La guerra tra uomini e microbi




La diffusione dell’infezione da coronavirus (SARS- CoV-2) e il verificarsi dei primi decessi associati alla malattia respiratoria COVID-19, stanno evocando nella popolazione globale situazioni e scenari che la gran parte di noi non ha mai vissuto e pensava appartenesse a tempi passati. Nella realtà, si tratta di una nuova tappa e di certo non ultima, dello scontro tra uomo, batteri e virus.
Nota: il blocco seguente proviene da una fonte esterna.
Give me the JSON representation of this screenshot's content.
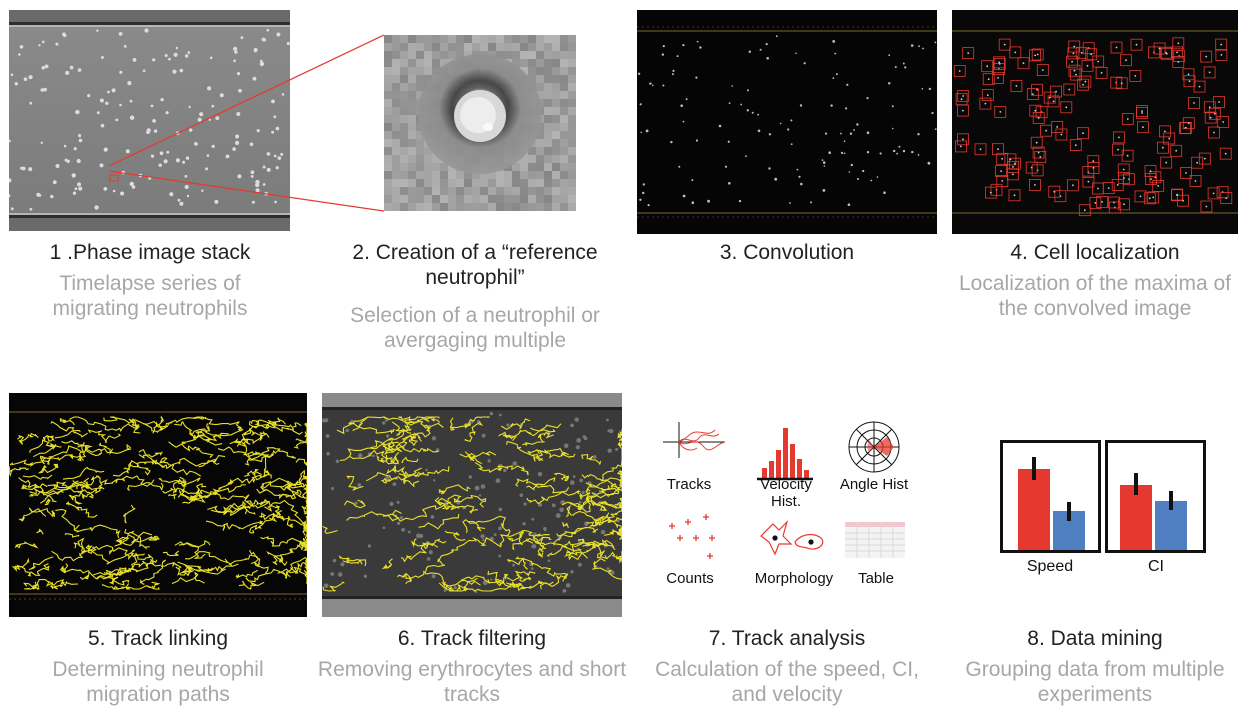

Le epidemie hanno un impatto sulle vicende dei popoli comparabile a quello di rivoluzioni, guerre e crisi economiche. Il loro decorso è influenzato dalle leggi scritte e non scritte su cui si basano le relazioni tra gli uomini, e a loro volta lasciano il segno nella politica, nella società, nella cultura.

In un mondo con uno stile di vita basato sulle interdipendenze, abbiamo davanti agli occhi la dimostrazione dei principi chiave della complessità delle nostre relazioni a livello planetario. Viviamo in città pieno di vita e di risorse tecnologiche ma, all’improvviso, le scopriamo imperfette, incomplete e fragili.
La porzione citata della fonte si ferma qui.